Когда Живана пила из неё, у воды появлялся слабый привкус полыни.
Однажды ночью их пытались пощупать бандиты – такие же азахи, но потерявшие всё – и в схватке ранение получил староста Виталий. Широким ножом ему пропороли бок. Ещё двоих азахов нашли потом оглушёнными в овражке, и один из них под утро умер, так и не придя в сознание. Бандитов отбросили, захватив живыми троих – молодых, но каких-то одинаково неказистых парней: сутулых, с отвислыми животами, дрябловатыми бабьими лицами и длинными сальными волосами. Правда, руки их были длинны и жилисты, а кулаки огромны…
К двум вещам, для себя новым, стала причастна она наутро: к азашьему ведьмовству и азашьему суду. Прямо спросив, девица ли она, и узнав, что да, – старухи-азашки заставили её носить вокруг опоённого чем-то старосты чашу с вином, да чтоб ещё не пролить ни капли, да смотреть на отражение… Сами же они шептали что-то и гладили старостин рыхлый бледный бок, похожий на ком грязноватого теста. Живана не могла поверить потом, но поверить пришлось: на месте разваленной раны с синеватой плёнкой на дне – осталась розовая чуть выпуклая полоска…

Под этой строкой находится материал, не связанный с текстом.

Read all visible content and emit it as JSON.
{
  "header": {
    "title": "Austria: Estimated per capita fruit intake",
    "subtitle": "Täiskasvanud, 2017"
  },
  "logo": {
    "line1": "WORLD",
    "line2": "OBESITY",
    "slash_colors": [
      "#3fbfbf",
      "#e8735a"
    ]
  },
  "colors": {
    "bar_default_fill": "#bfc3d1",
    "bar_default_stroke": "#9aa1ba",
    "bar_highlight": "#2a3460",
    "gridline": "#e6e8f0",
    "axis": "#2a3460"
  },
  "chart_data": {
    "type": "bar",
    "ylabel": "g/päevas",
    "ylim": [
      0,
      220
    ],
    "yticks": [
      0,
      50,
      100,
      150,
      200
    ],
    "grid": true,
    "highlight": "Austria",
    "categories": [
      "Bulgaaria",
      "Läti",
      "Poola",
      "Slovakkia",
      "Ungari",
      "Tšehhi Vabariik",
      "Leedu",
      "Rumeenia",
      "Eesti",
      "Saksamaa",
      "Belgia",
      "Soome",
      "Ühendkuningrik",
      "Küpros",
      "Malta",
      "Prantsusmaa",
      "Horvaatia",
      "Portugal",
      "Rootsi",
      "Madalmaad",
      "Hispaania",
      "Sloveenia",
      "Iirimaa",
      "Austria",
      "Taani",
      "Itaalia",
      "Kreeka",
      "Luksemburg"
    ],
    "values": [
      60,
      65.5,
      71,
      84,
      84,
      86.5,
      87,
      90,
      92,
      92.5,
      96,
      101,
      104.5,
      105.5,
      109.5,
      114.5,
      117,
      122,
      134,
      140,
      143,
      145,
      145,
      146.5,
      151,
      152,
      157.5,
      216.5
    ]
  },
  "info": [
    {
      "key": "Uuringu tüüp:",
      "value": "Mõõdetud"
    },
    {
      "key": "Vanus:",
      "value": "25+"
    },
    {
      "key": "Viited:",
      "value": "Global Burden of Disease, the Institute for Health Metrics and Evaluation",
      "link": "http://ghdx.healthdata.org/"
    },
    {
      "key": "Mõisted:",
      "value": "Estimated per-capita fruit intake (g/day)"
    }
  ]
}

Потом она почувствовала себя слабой, как после тяжёлой болезни, но поддаваться слабости было нельзя, потому что начинался суд. Ей дали глотнуть какой-то обжигающей дряни, и скоро в глазах посветлело, а плечи распрямились. И огонь в обгоревших
Суд длился недолго, ибо вина не требовала доказательств, а оправданий азахи не понимали. Оставалось лишь назначить кару.
Процедура происходила на краю загаженной и разорённой оливковой рощи. Большой изломанный масляный жом стал чем-то вроде судейского постамента…
Бандиты с изумлением вглядывались в судью: тощую резкую одноглазую девку в штанах, которую так слушались азахи-воины. Теперь ей следовало не ударить в грязь ни перед своими, ни перед чужаками.
Разожгли костёр, и в огонь бросили три камня размером в кулак. В тридцати шагах от костра провели черту. Все молча смотрели на то, как камни меняют свой цвет, становясь одинаково пепельными.
– Кто донесёт камень до черты, останется жив, – сказала Живана. – Разденьте их.
С пленников содрали одежду, не оставив ничего. Они переминались, неловкие и озябшие. В них сразу стало что-то от лягушек… Мужчине, который видит дряблую белую кожу своего живота и ощущает холод ветра и жар костра робко висящим концом, трудно проявить железную волю.
– Вперёд, – негромко скомандовала Живана. – Кто не возьмёт камень… тот очень пожалеет.
Что-то в голосе её было такое, от чего даже у стражников внутри слегка подобралось.
Бандиты мелкими шажками двинулись к костру. Обступили его. Присели. Потом один, постарше, решился: с воплем схватил раскалённый булыжник и понёсся к черте. Дым струями бил из кулака. Он пробежал шагов десять, перебросил булыжник в другую руку, попытался вернуть, обронил, прижал предплечьем к животу, отдёрнул руку, заплясал…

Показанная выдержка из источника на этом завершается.